Although my Christmas traditions revolved around the cable tv schedule, Bjorn, having descended from Vikings, actually has family Christmas traditions. As far as I can tell, Norwegians celebrate most of Christmas on Christmas Eve – at least the fun parts that involve food and presents. Christmas Eve dinner feature Norwegian meatballs (NOT to be confused with Swedish meatballs which have cream….oh the horror) and lefse, a thin potato pancake that is rolled up and usually slathered in butter and sugar. There are always mashed potatoes and sometimes herring salad which is actually quite good (although not if you don’t like pickled fish). Since lefse apparently requires some special equipment (lefse roller, lefse flipper, lefse skillet), we skipped the lefse and focused on the meatballs. I make a lot of meatballs, but mine are usually Italian style meatballs so there was some anxiety to be a good Norwegian wife and make some Norwegian meatballs. Norwegian meatballs contains ground beef and onion, held together with fresh breadcrumbs and milk, and then crowded in the pan where they are cooked until very very brown. The meatballs simmer and then a dark gravy is made from the pan drippings.

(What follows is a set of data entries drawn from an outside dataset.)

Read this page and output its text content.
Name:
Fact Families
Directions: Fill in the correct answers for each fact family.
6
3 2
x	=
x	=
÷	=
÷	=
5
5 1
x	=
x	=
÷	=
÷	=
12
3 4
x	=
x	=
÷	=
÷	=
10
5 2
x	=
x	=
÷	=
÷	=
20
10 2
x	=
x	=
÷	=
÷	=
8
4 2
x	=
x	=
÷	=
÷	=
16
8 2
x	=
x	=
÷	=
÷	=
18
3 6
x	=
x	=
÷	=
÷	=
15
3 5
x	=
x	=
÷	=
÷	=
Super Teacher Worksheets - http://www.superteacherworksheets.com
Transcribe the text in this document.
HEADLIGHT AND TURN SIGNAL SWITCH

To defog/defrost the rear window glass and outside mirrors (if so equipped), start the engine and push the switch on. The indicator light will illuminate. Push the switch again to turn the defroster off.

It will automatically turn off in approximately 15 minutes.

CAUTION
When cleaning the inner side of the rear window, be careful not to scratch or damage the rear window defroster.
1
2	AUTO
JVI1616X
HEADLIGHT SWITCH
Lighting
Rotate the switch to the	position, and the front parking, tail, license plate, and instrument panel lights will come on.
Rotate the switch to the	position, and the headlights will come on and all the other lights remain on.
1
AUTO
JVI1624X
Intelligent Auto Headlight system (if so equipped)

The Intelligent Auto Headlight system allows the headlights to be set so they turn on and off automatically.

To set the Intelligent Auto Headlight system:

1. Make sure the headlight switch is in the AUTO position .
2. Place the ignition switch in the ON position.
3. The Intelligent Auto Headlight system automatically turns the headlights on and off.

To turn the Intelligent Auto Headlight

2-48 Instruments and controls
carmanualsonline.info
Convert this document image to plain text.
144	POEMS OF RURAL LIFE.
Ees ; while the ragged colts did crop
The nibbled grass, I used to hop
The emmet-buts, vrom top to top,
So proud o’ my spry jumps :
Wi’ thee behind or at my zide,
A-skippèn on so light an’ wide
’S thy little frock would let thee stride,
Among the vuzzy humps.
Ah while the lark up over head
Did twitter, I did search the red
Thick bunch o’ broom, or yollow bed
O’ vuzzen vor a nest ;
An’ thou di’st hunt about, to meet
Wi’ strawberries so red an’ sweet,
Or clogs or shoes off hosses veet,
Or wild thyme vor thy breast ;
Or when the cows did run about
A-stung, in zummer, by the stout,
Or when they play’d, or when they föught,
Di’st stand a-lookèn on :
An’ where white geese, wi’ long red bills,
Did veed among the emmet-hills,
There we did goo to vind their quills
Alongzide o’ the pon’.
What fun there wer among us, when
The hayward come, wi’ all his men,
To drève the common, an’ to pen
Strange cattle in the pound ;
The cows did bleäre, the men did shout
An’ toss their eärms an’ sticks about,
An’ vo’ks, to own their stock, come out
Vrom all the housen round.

While I was fretting about overcrowding the meatballs, Yuan wrapped some prawns in pancetta.

Yuan also made some brussels sprouts cooked with hickory smoked bacon and Bjorn made some garlic mashed potatoes to complete our Christmas Eve meal.

For dessert, I made some sour cream cookies that I’ve been making forever. They are always as delicious as I remember them being…maybe a little too delicious because I promptly ate five of them in succession.


Aunt Annie’s Cookies

  • 1 cup sugar
  • 2 sticks of unsalted sweet butter
  • 3 tsp baking powder
  • 1 tsp vanilla (be generous)
  • 3 eggs
  • 3 1/4 cup flour
  • 1/2 cup sour cream (1/4 pint)
  • 1/2 cup powdered sugar
  • 1 tbsp milk

Cream butter and sugar until fluffy. Add baking powder, vanilla, eggs, flour and sour cream and mix together until blended. Drop spoonfulls of dough onto cookie sheet and bake at 375 degrees for 20 min. Make icing with powdered sugar mixed with milk and brush onto cookie when they come out of oven.

Our Christmas meal featured 3 lbs of protein, 2 lbs of potatoes and an entire stalk of brussels sprouts. We ate almost all of it, oh and half a carton of egg nog. Holidays are great because somehow it’s okay to drink an absurd amount of spiked liquified custard.